Solve quadratic congruence using the Chinese Remainder Theorem

Question

Solve $x^2 \equiv$ -1 (mod 205)
I have that as 205 = 5 x 41 this becomes:

$x^2$ $\equiv $ -1 (mod 5)
$x^2$ $\equiv $ -1 (mod 41)

then i'm not sure where to go. I can see 32 is a solution but I don't know how to get there properly! Thanks

Answer 1

As other users in comments have recommanded, because you have prime modulii and they are relatively small you can check the number form $1$ to $\frac{p-1}{2}$ and obtain solutions. But here's another one:

Try adding 5 or 41 respectively to the RHS until you get a square.
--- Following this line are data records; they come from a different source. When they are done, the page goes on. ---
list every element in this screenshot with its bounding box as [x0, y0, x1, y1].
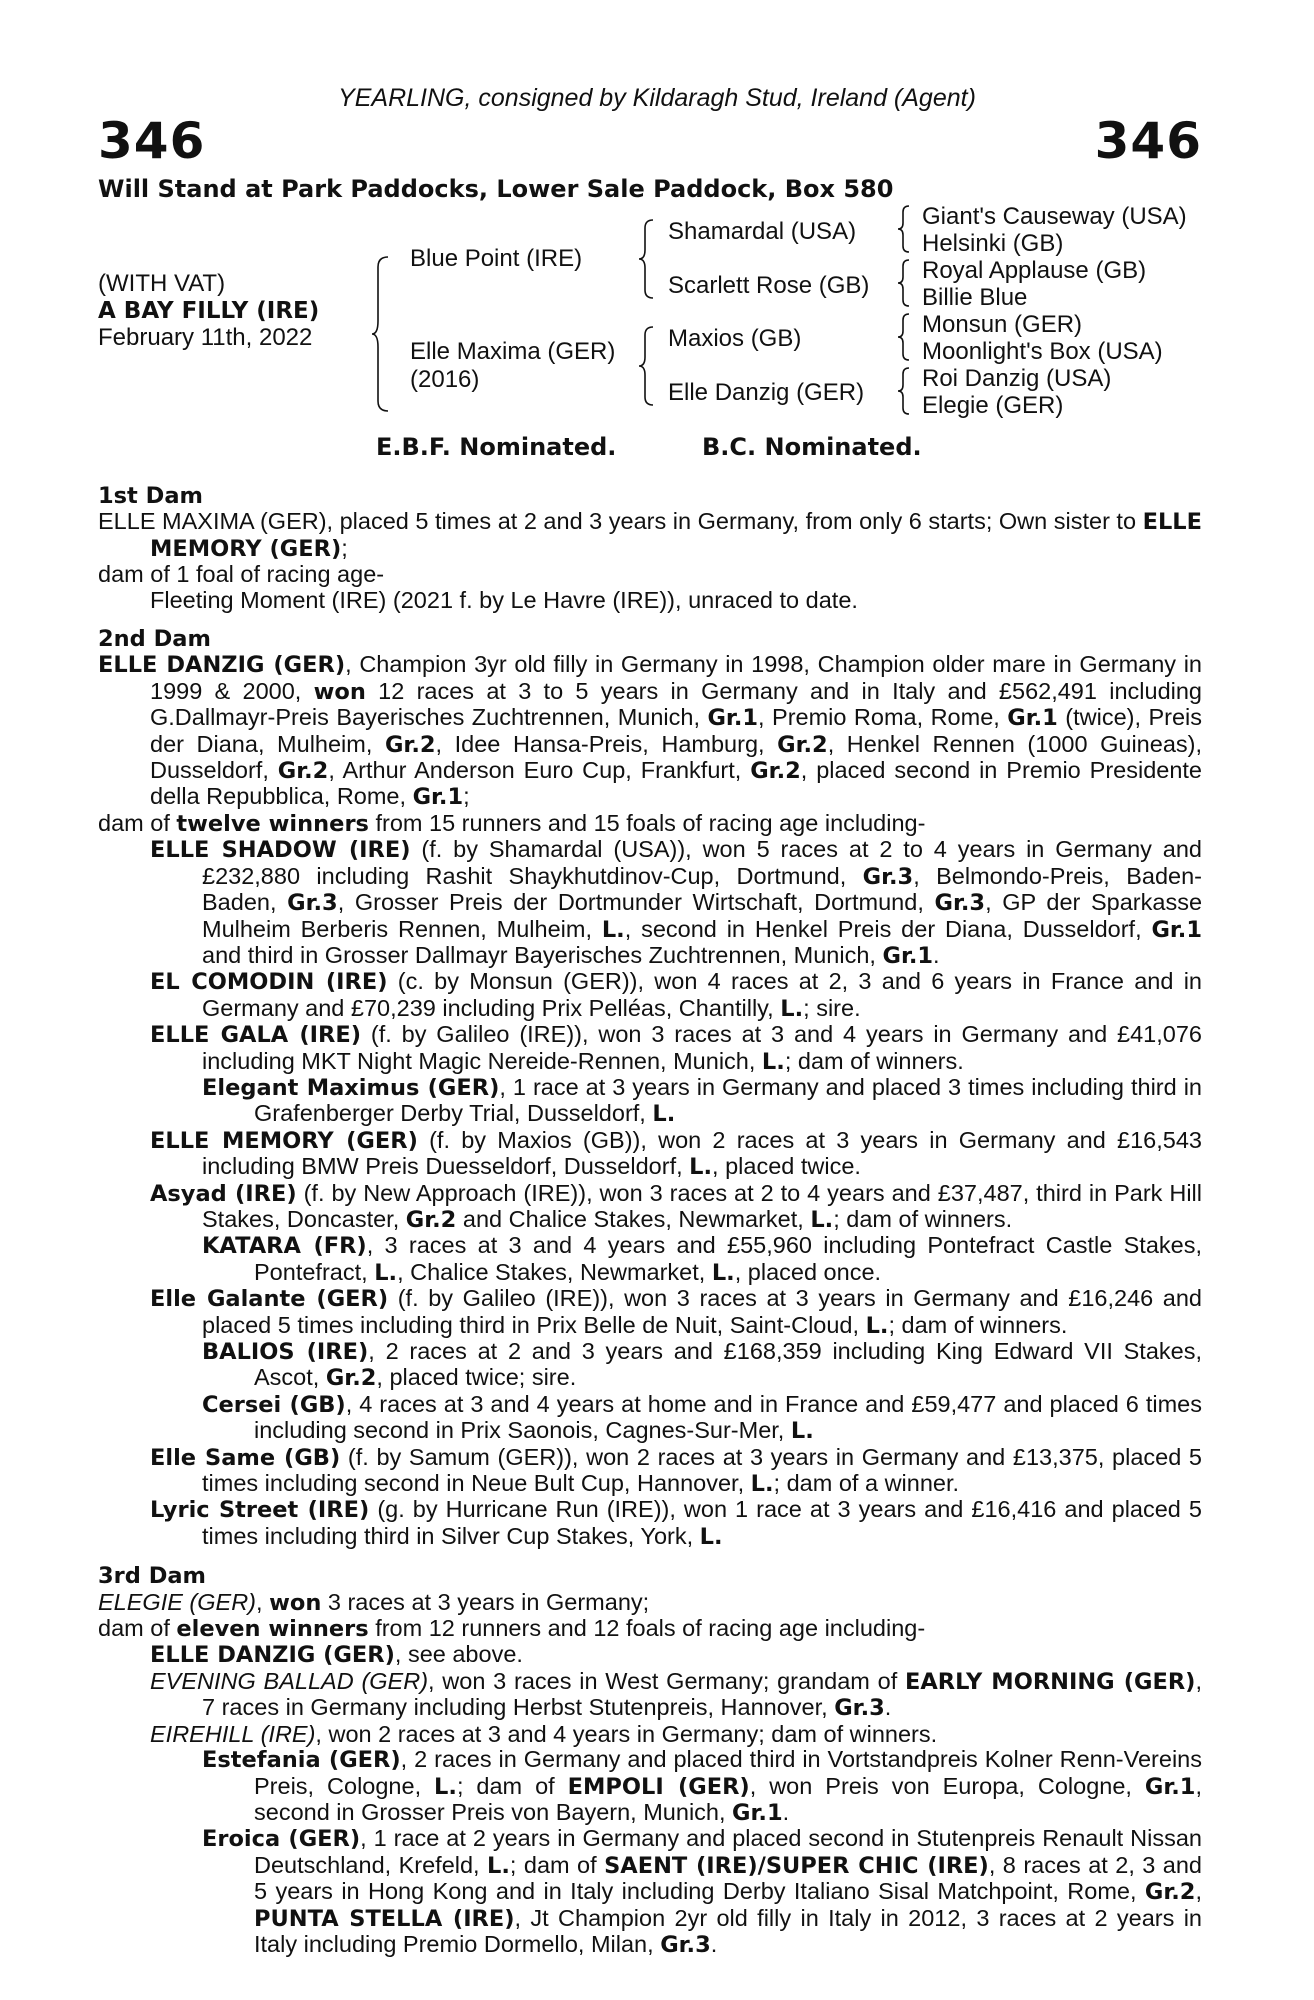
text-run: Gr.2 [1144, 1879, 1196, 1906]
text-run: twelve winners [176, 810, 369, 837]
text-run: , see above. [394, 1641, 523, 1668]
text-run: (f. by Maxios (GB)), won 2 races at 3 years in Germany and £16,543 including BMW Preis Duesseldorf, Dusseldorf, [202, 1126, 1202, 1180]
text-run: , 1 race at 3 years in Germany and placed 3 times including third in Grafenberger Derby Trial, Dusseldorf, [254, 1073, 1202, 1127]
pedigree-brace-g4 [896, 366, 912, 416]
text-run: and Chalice Stakes, Newmarket, [456, 1205, 811, 1232]
text-run: . [884, 1694, 892, 1721]
text-run: , 8 races at 2, 3 and 5 years in Hong Kong and in Italy including Derby Italiano Sisal Matchpoint, Rome, [254, 1851, 1202, 1905]
text-run: EMPOLI (GER) [567, 1773, 750, 1800]
text-run: , placed once. [734, 1258, 882, 1285]
text-run: Gr.3 [287, 890, 338, 917]
text-run: Gr.2 [777, 731, 828, 758]
text-run: (f. by Galileo (IRE)), won 3 races at 3 and 4 years in Germany and £41,076 including MKT Night Magic Nereide-Rennen, Munich, [202, 1021, 1202, 1074]
lot-number-left: 346 [98, 112, 206, 170]
pedigree-brace-sire [637, 218, 657, 300]
text-run: ; dam of a winner. [773, 1470, 960, 1497]
pedigree-entry [98, 1642, 1202, 1668]
text-run: BALIOS (IRE) [202, 1339, 369, 1365]
pedigree-entry [98, 1075, 1202, 1128]
text-run: dam of 1 foal of racing age- [98, 561, 385, 588]
text-run: , GP der Sparkasse Mulheim Berberis Rennen, Mulheim, [202, 889, 1203, 942]
pedigree-brace-g1 [896, 204, 912, 254]
stand-location: Will Stand at Park Paddocks, Lower Sale Paddock, Box 580 [98, 175, 894, 203]
text-run: Gr.1 [1151, 916, 1202, 943]
text-run: , second in Henkel Preis der Diana, Dusseldorf, [624, 915, 1152, 942]
text-run: SAENT (IRE)/SUPER CHIC (IRE) [604, 1852, 989, 1879]
pedigree-entry [98, 1233, 1202, 1286]
text-run: L. [810, 1206, 834, 1233]
text-run: (f. by Samum (GER)), won 2 races at 3 years in Germany and £13,375, placed 5 times including second in Neue Bult Cup, Hannover, [202, 1443, 1202, 1497]
text-run: L. [699, 1523, 723, 1550]
pedigree-entry [98, 1747, 1202, 1826]
text-run: KATARA (FR) [202, 1233, 367, 1260]
text-run: EIREHILL (IRE) [150, 1720, 316, 1747]
text-run: Fleeting Moment (IRE) (2021 f. by Le Havre (IRE)), unraced to date. [150, 586, 858, 613]
text-run: won [313, 678, 366, 705]
text-run: Gr.3 [934, 890, 986, 917]
text-run: ELLE MEMORY (GER) [150, 509, 1202, 562]
pedigree-entry [98, 1022, 1202, 1075]
pedigree-entry [98, 1616, 1202, 1642]
text-run: ; dam of [456, 1772, 568, 1799]
dam-records [98, 484, 1202, 1958]
text-run: ; [341, 534, 348, 561]
text-run: , placed twice. [712, 1153, 861, 1180]
text-run: L. [601, 916, 625, 943]
text-run: ; dam of winners. [888, 1311, 1068, 1338]
text-run: Gr.2 [750, 758, 801, 785]
text-run: . [933, 941, 940, 968]
text-run: Gr.1 [707, 705, 759, 732]
ebf-nomination: E.B.F. Nominated. [376, 433, 617, 461]
text-run: , 2 races in Germany and placed third in Vortstandpreis Kolner Renn-Vereins Preis, Cologne, [254, 1746, 1202, 1799]
pedigree-entry [98, 1286, 1202, 1339]
pedigree-dam: Elle Maxima (GER) [410, 338, 616, 365]
text-run: (c. by Monsun (GER)), won 4 races at 2, 3 and 6 years in France and in Germany and £70,239 including Prix Pelléas, Chantilly, [202, 968, 1202, 1021]
text-run: L. [689, 1154, 713, 1181]
foaling-date: February 11th, 2022 [98, 324, 313, 351]
text-run: L. [434, 1773, 457, 1800]
pedigree-brace-dam [637, 325, 657, 407]
text-run: , 2 races at 2 and 3 years and £168,359 including King Edward VII Stakes, Ascot, [254, 1338, 1203, 1391]
text-run: , 3 races at 3 and 4 years and £55,960 including Pontefract Castle Stakes, Pontefract, [254, 1232, 1202, 1285]
first-dam-produce-intro [98, 562, 1202, 587]
vat-note: (WITH VAT) [98, 270, 226, 297]
text-run: ; sire. [803, 994, 861, 1021]
text-run: , Jt Champion 2yr old filly in Italy in 2012, 3 races at 2 years in Italy including Premio Dormello, Milan, [254, 1904, 1202, 1957]
pedigree-gg-8: Elegie (GER) [922, 392, 1064, 419]
pedigree-sire-sire: Shamardal (USA) [668, 218, 857, 245]
text-run: , [256, 1588, 270, 1615]
text-run: Elle Same (GB) [150, 1444, 341, 1471]
text-run: ELLE GALA (IRE) [150, 1022, 362, 1049]
text-run: L. [750, 1471, 774, 1498]
pedigree-entry [98, 1181, 1202, 1234]
text-run: won [269, 1589, 322, 1616]
pedigree-gg-2: Helsinki (GB) [922, 230, 1064, 257]
text-run: (twice), Preis der Diana, Mulheim, [150, 704, 1202, 757]
consignment-line: YEARLING, consigned by Kildaragh Stud, Ireland (Agent) [338, 84, 976, 112]
text-run: EL COMODIN (IRE) [150, 969, 388, 996]
pedigree-gg-5: Monsun (GER) [922, 311, 1083, 338]
text-run: Lyric Street (IRE) [150, 1497, 370, 1524]
pedigree-brace-main [370, 255, 392, 413]
text-run: , Arthur Anderson Euro Cup, Frankfurt, [328, 757, 751, 784]
text-run: Gr.1 [732, 1799, 783, 1826]
text-run: EVENING BALLAD (GER) [150, 1667, 429, 1694]
text-run: 3 races at 3 years in Germany; [321, 1588, 650, 1615]
pedigree-dam-year: (2016) [410, 366, 480, 393]
text-run: eleven winners [176, 1616, 369, 1643]
text-run: Gr.2 [384, 731, 436, 758]
text-run: Gr.1 [1144, 1773, 1196, 1800]
horse-name: A BAY FILLY (IRE) [98, 298, 320, 324]
text-run: L. [487, 1852, 510, 1879]
text-run: , won 3 races in West Germany; grandam of [428, 1667, 905, 1694]
text-run: Asyad (IRE) [150, 1180, 297, 1207]
text-run: Gr.3 [862, 863, 914, 890]
pedigree-entry [98, 1392, 1202, 1445]
text-run: ELLE MAXIMA (GER), placed 5 times at 2 and 3 years in Germany, from only 6 starts; Own sister to [98, 508, 1143, 535]
text-run: 12 races at 3 to 5 years in Germany and in Italy and £562,491 including G.Dallmayr-Preis Bayerisches Zuchtrennen, Munich, [150, 677, 1202, 731]
text-run: Gr.3 [834, 1695, 885, 1722]
pedigree-entry [98, 1826, 1202, 1958]
text-run: Eroica (GER) [202, 1826, 361, 1853]
text-run: ; dam of winners. [833, 1205, 1013, 1232]
bc-nomination: B.C. Nominated. [702, 433, 922, 461]
text-run: Gr.2 [325, 1365, 377, 1392]
text-run: (f. by New Approach (IRE)), won 3 races at 2 to 4 years and £37,487, third in Park Hill Stakes, Doncaster, [202, 1179, 1202, 1232]
pedigree-entry [98, 1669, 1202, 1722]
text-run: (f. by Galileo (IRE)), won 3 races at 3 years in Germany and £16,246 and placed 5 times including third in Prix Belle de Nuit, Saint-Cloud, [202, 1285, 1202, 1338]
text-run: , placed second in Premio Presidente della Repubblica, Rome, [150, 757, 1202, 810]
text-run: L. [374, 1259, 398, 1286]
pedigree-brace-g3 [896, 312, 912, 362]
pedigree-dam-sire: Maxios (GB) [668, 325, 802, 352]
pedigree-sire: Blue Point (IRE) [410, 245, 583, 272]
pedigree-entry [98, 811, 1202, 837]
text-run: (f. by Shamardal (USA)), won 5 races at 2 to 4 years in Germany and £232,880 including Rashit Shaykhutdinov-Cup, Dortmund, [202, 836, 1202, 889]
text-run: . [710, 1930, 718, 1957]
pedigree-entry [98, 1339, 1202, 1392]
text-run: , Idee Hansa-Preis, Hamburg, [435, 730, 778, 757]
text-run: Gr.1 [412, 784, 464, 811]
text-run: Gr.1 [882, 942, 934, 969]
text-run: , won Preis von Europa, Cologne, [749, 1772, 1145, 1799]
text-run: , [1195, 1878, 1202, 1905]
text-run: from 15 runners and 15 foals of racing age including- [368, 809, 926, 836]
text-run: Estefania (GER) [202, 1747, 401, 1774]
text-run: PUNTA STELLA (IRE) [254, 1905, 515, 1932]
text-run: Gr.2 [277, 758, 329, 785]
text-run: Gr.2 [405, 1206, 457, 1233]
text-run: , second in Grosser Preis von Bayern, Munich, [254, 1772, 1202, 1825]
third-dam-heading: 3rd Dam [98, 1563, 206, 1590]
pedigree-entry [98, 1128, 1202, 1181]
text-run: , Henkel Rennen (1000 Guineas), Dusseldorf, [150, 730, 1202, 784]
text-run: , placed twice; sire. [376, 1364, 577, 1391]
text-run: , 1 race at 2 years in Germany and placed second in Stutenpreis Renault Nissan Deutschland, Krefeld, [254, 1825, 1202, 1878]
pedigree-gg-3: Royal Applause (GB) [922, 257, 1147, 284]
first-dam-heading: 1st Dam [98, 483, 203, 509]
text-run: , 7 races in Germany including Herbst Stutenpreis, Hannover, [202, 1667, 1202, 1721]
pedigree-gg-1: Giant's Causeway (USA) [922, 203, 1187, 230]
text-run: , Champion 3yr old filly in Germany in 1998, Champion older mare in Germany in 1999 & 2000, [150, 651, 1202, 704]
text-run: L. [652, 1101, 676, 1128]
text-run: ELLE DANZIG (GER) [150, 1642, 395, 1669]
third-dam-section [98, 1590, 1202, 1959]
text-run: Gr.1 [1007, 705, 1058, 732]
text-run: L. [780, 995, 804, 1022]
pedigree-entry [98, 837, 1202, 969]
text-run: Gr.3 [660, 1931, 711, 1958]
pedigree-entry [98, 1445, 1202, 1498]
pedigree-gg-7: Roi Danzig (USA) [922, 365, 1112, 392]
pedigree-brace-g2 [896, 258, 912, 308]
text-run: , Premio Roma, Rome, [758, 704, 1008, 731]
text-run: (g. by Hurricane Run (IRE)), won 1 race at 3 years and £16,416 and placed 5 times including third in Silver Cup Stakes, York, [202, 1496, 1202, 1549]
text-run: , won 2 races at 3 and 4 years in Germany; dam of winners. [315, 1720, 938, 1747]
text-run: L. [790, 1418, 814, 1445]
text-run: dam of [98, 1615, 177, 1642]
pedigree-entry [98, 1497, 1202, 1550]
pedigree-entry [98, 1590, 1202, 1616]
text-run: , Belmondo-Preis, Baden-Baden, [202, 862, 1202, 916]
first-dam-produce [98, 588, 1202, 613]
text-run: ELLE DANZIG (GER) [98, 652, 346, 679]
text-run: EARLY MORNING (GER) [905, 1668, 1196, 1695]
text-run: , Grosser Preis der Dortmunder Wirtschaft, Dortmund, [337, 889, 935, 916]
pedigree-gg-6: Moonlight's Box (USA) [922, 338, 1163, 365]
text-run: L. [761, 1048, 785, 1075]
text-run: ELLE SHADOW (IRE) [150, 837, 411, 864]
text-run: . [782, 1798, 790, 1825]
text-run: and third in Grosser Dallmayr Bayerisches Zuchtrennen, Munich, [202, 941, 883, 968]
pedigree-sire-dam: Scarlett Rose (GB) [668, 272, 870, 299]
text-run: ELLE MEMORY (GER) [150, 1127, 418, 1154]
text-run: L. [865, 1312, 889, 1339]
second-dam-heading: 2nd Dam [98, 626, 211, 653]
pedigree-dam-dam: Elle Danzig (GER) [668, 379, 865, 406]
text-run: Cersei (GB) [202, 1391, 346, 1418]
text-run: ELEGIE (GER) [98, 1588, 257, 1615]
lot-number-right: 346 [1094, 112, 1202, 170]
text-run: dam of [98, 809, 177, 836]
pedigree-gg-4: Billie Blue [922, 284, 1028, 311]
text-run: L. [711, 1259, 735, 1286]
pedigree-entry [98, 969, 1202, 1022]
text-run: , 4 races at 3 and 4 years at home and in France and £59,477 and placed 6 times including second in Prix Saonois, Cagnes-Sur-Mer, [254, 1390, 1202, 1444]
text-run: Elegant Maximus (GER) [202, 1074, 500, 1101]
text-run: Elle Galante (GER) [150, 1286, 389, 1313]
text-run: , Chalice Stakes, Newmarket, [397, 1258, 712, 1285]
text-run: ; dam of winners. [784, 1047, 964, 1074]
text-run: from 12 runners and 12 foals of racing age including- [368, 1615, 926, 1642]
second-dam-section [98, 652, 1202, 1550]
text-run: ; [463, 783, 470, 810]
text-run: ; dam of [509, 1851, 605, 1878]
pedigree-entry [98, 1722, 1202, 1747]
first-dam-record [98, 509, 1202, 562]
pedigree-entry [98, 652, 1202, 810]
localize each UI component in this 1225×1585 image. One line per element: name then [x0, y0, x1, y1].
So you need to find a square of the form $5k - 1$ and a square of $41n - 1$ for some $n,z \in \mathbb{Z}$. It's easy to obtain that $4$ is a square of the form $5k-1$ and $81$ is the square of the form $41n - 1$ so you have:

$$x^2 \equiv -1 \equiv 4 \pmod 5 \implies x \equiv \pm 2 \pmod 5$$ $$x^2 \equiv -1 \equiv 81 \pmod {41} \implies x \equiv \pm 9 \pmod {41}$$

Then you have 4 cases to check and you'll get $4$ solutions using Chinese Remainder Theorem.